Richards, who had walked 17,000 steps, began the long trek back to the truck. He was thinking about the next day when it struck.

“All of a sudden, I got hit with the biggest wave of exhaustion I’ve ever experienced in my life,” said Richards, who suffered from a pounding headache and lightheadedness.

“I actually had to sit down and build a fire and get myself together. I felt that sick.”

The respite helped him regroup and get back to the truck. He sent a satellite message to his wife Jeanne, telling her how sick he was.

It was almost 3:30 p.m. Richards ate a peanut butter and jelly sandwich and took a few sips of coffee before heading home.

Before he could get more than a mile or two, Richards rolled past another large buck track crossing the road. He slammed on the brakes and backed up.

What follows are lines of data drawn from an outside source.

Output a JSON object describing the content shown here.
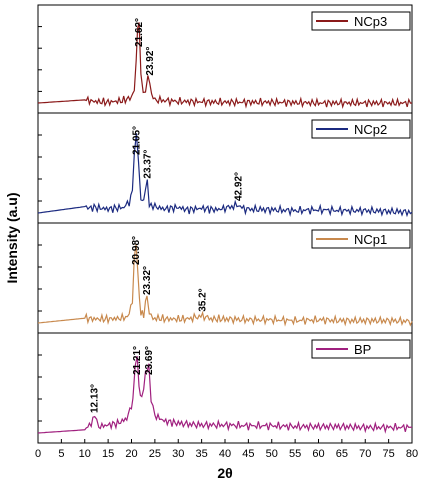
{
  "chart_data": {
    "type": "line",
    "xlabel": "2θ",
    "ylabel": "Intensity (a.u)",
    "xlim": [
      0,
      80
    ],
    "x_ticks": [
      "0",
      "5",
      "10",
      "15",
      "20",
      "25",
      "30",
      "35",
      "40",
      "45",
      "50",
      "55",
      "60",
      "65",
      "70",
      "75",
      "80"
    ],
    "legend_position": "top-right",
    "series": [
      {
        "name": "NCp3",
        "color": "#8b1a1a",
        "points": [
          [
            0,
            0.0
          ],
          [
            10,
            0.04
          ],
          [
            12,
            0.02
          ],
          [
            15,
            0.01
          ],
          [
            18,
            0.03
          ],
          [
            20,
            0.07
          ],
          [
            20.6,
            0.18
          ],
          [
            21.0,
            0.55
          ],
          [
            21.3,
            0.98
          ],
          [
            21.62,
            1.0
          ],
          [
            22.0,
            0.4
          ],
          [
            22.5,
            0.12
          ],
          [
            23.0,
            0.18
          ],
          [
            23.5,
            0.32
          ],
          [
            23.92,
            0.3
          ],
          [
            24.3,
            0.1
          ],
          [
            25,
            0.04
          ],
          [
            30,
            0.02
          ],
          [
            40,
            0.01
          ],
          [
            50,
            0.01
          ],
          [
            60,
            0.0
          ],
          [
            70,
            0.0
          ],
          [
            80,
            0.0
          ]
        ],
        "peak_labels": [
          "21.62°",
          "23.92°"
        ],
        "peak_x": [
          21.62,
          23.92
        ]
      },
      {
        "name": "NCp2",
        "color": "#1b2a80",
        "points": [
          [
            0,
            0.0
          ],
          [
            10,
            0.08
          ],
          [
            11,
            0.06
          ],
          [
            12,
            0.07
          ],
          [
            15,
            0.05
          ],
          [
            18,
            0.07
          ],
          [
            19.5,
            0.12
          ],
          [
            20.2,
            0.3
          ],
          [
            20.6,
            0.7
          ],
          [
            21.05,
            1.0
          ],
          [
            21.5,
            0.6
          ],
          [
            22.0,
            0.18
          ],
          [
            22.6,
            0.14
          ],
          [
            23.0,
            0.3
          ],
          [
            23.37,
            0.38
          ],
          [
            23.8,
            0.12
          ],
          [
            25,
            0.08
          ],
          [
            27,
            0.05
          ],
          [
            30,
            0.07
          ],
          [
            32,
            0.04
          ],
          [
            35,
            0.06
          ],
          [
            38,
            0.04
          ],
          [
            40,
            0.06
          ],
          [
            42.92,
            0.1
          ],
          [
            44,
            0.05
          ],
          [
            50,
            0.04
          ],
          [
            55,
            0.03
          ],
          [
            60,
            0.04
          ],
          [
            65,
            0.03
          ],
          [
            70,
            0.03
          ],
          [
            75,
            0.02
          ],
          [
            80,
            0.01
          ]
        ],
        "peak_labels": [
          "21.05°",
          "23.37°",
          "42.92°"
        ],
        "peak_x": [
          21.05,
          23.37,
          42.92
        ]
      },
      {
        "name": "NCp1",
        "color": "#c8894d",
        "points": [
          [
            0,
            0.0
          ],
          [
            10,
            0.06
          ],
          [
            12,
            0.05
          ],
          [
            15,
            0.05
          ],
          [
            18,
            0.06
          ],
          [
            19.5,
            0.1
          ],
          [
            20.2,
            0.3
          ],
          [
            20.6,
            0.8
          ],
          [
            20.98,
            1.0
          ],
          [
            21.4,
            0.55
          ],
          [
            22.0,
            0.12
          ],
          [
            22.6,
            0.1
          ],
          [
            23.0,
            0.28
          ],
          [
            23.32,
            0.3
          ],
          [
            23.8,
            0.1
          ],
          [
            25,
            0.06
          ],
          [
            28,
            0.05
          ],
          [
            30,
            0.05
          ],
          [
            32,
            0.05
          ],
          [
            35.2,
            0.09
          ],
          [
            37,
            0.05
          ],
          [
            40,
            0.05
          ],
          [
            45,
            0.04
          ],
          [
            50,
            0.04
          ],
          [
            55,
            0.03
          ],
          [
            60,
            0.04
          ],
          [
            65,
            0.03
          ],
          [
            70,
            0.03
          ],
          [
            75,
            0.03
          ],
          [
            80,
            0.02
          ]
        ],
        "peak_labels": [
          "20.98°",
          "23.32°",
          "35.2°"
        ],
        "peak_x": [
          20.98,
          23.32,
          35.2
        ]
      },
      {
        "name": "BP",
        "color": "#a0207f",
        "points": [
          [
            0,
            0.0
          ],
          [
            10,
            0.04
          ],
          [
            11,
            0.1
          ],
          [
            12.13,
            0.2
          ],
          [
            13,
            0.08
          ],
          [
            15,
            0.1
          ],
          [
            17,
            0.12
          ],
          [
            19,
            0.18
          ],
          [
            20.3,
            0.4
          ],
          [
            20.8,
            0.85
          ],
          [
            21.21,
            0.92
          ],
          [
            21.6,
            0.6
          ],
          [
            22.2,
            0.4
          ],
          [
            23.0,
            0.75
          ],
          [
            23.69,
            0.85
          ],
          [
            24.2,
            0.4
          ],
          [
            25,
            0.22
          ],
          [
            27,
            0.15
          ],
          [
            30,
            0.12
          ],
          [
            35,
            0.1
          ],
          [
            40,
            0.1
          ],
          [
            45,
            0.09
          ],
          [
            50,
            0.09
          ],
          [
            55,
            0.08
          ],
          [
            60,
            0.08
          ],
          [
            65,
            0.08
          ],
          [
            70,
            0.07
          ],
          [
            75,
            0.07
          ],
          [
            80,
            0.07
          ]
        ],
        "peak_labels": [
          "12.13°",
          "21.21°",
          "23.69°"
        ],
        "peak_x": [
          12.13,
          21.21,
          23.69
        ]
      }
    ]
  }
}
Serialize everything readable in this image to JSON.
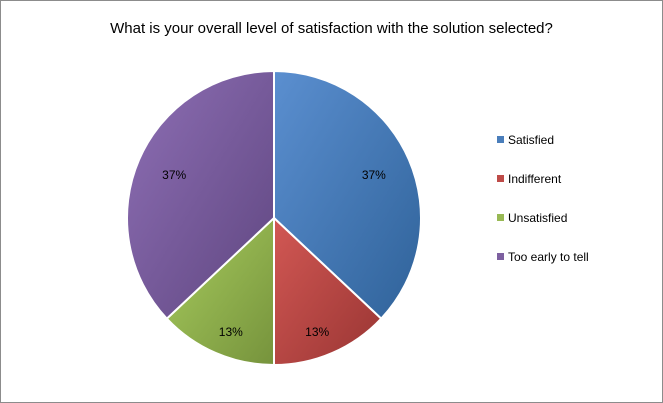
{
  "chart_data": {
    "type": "pie",
    "title": "What is your overall level of satisfaction with the solution selected?",
    "categories": [
      "Satisfied",
      "Indifferent",
      "Unsatisfied",
      "Too early to tell"
    ],
    "values": [
      37,
      13,
      13,
      37
    ],
    "labels": [
      "37%",
      "13%",
      "13%",
      "37%"
    ],
    "colors": [
      "#4a7ebb",
      "#be4b48",
      "#98b954",
      "#7d60a0"
    ],
    "legend_position": "right"
  }
}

“It’s snowing as hard as it can snow and there isn’t even like a flake in it. Smoking fresh,” Richards said of the hoof print.

The adrenaline and his hunting instincts took over. He couldn’t resist.

“I kind of forget that I feel so sick. I said, ‘screw it, I’m going to follow it for half an hour,’” Richards said.

Within a half-mile, he came around a stand of young maples and there it was standing broadside, 35 yards away, feeding.

“He snapped his head up and looked at me and I touched one off and he was gone,” said Richards, who flashed back to his buck encounter six days earlier.

He found the buck 40 yards away.

“It was just a textbook, classic, flat-footed Allagash buck, a big, heavy eight-pointer,” he said.

The deer dressed out at 215 pounds, his second largest ever. Richards could hardly contain himself and sent Jeanne another message.

“Just shot a giant buck, I can’t believe it. Let everyone know,’” he said, noting the contrasting tone of the messages sent 35 minutes apart.

The saga was far from over. 

After field-dressing the deer, Richards started dragging.

“I was humbled,” he said, sensing the magnitude of the task.

He realized that it would be a shorter drag if he walked away from the truck toward a parallel winter road. Richards knew his truck could make it in there.

He walked to the truck and drove back to the deer. He struggled to coax it into the back of his pickup.

“It was that romantic north woods hunt that we all dream about,” Richards said.

Rather than go home, he drove west to Jackman to stay with his in-laws. He stopped often along the 97 miles of snow-covered logging roads to make sure the deer was still in the bed.

Still ecstatic from the hunt, Richards arrived at his in-laws’ house. He told them he wasn’t feeling well and kept his distance. He headed home in the morning.

On Sunday, after losing his sense of taste, Richards tested positive for COVID-19. Jeanne and daughters Kennedy, 6, and Ella, 5, also contracted the virus. They all spent two weeks in quarantine and recovered completely.

“I certainly didn’t think I was going to go up north, [later] find out I had COVID-19 and shoot a huge buck like that despite it, but that’s exactly what happened,” Richards said.

“It was definitely a blessing to get that buck, especially in the condition I was in,” he said. “I’m glad I had that little last push of motivation to try it.”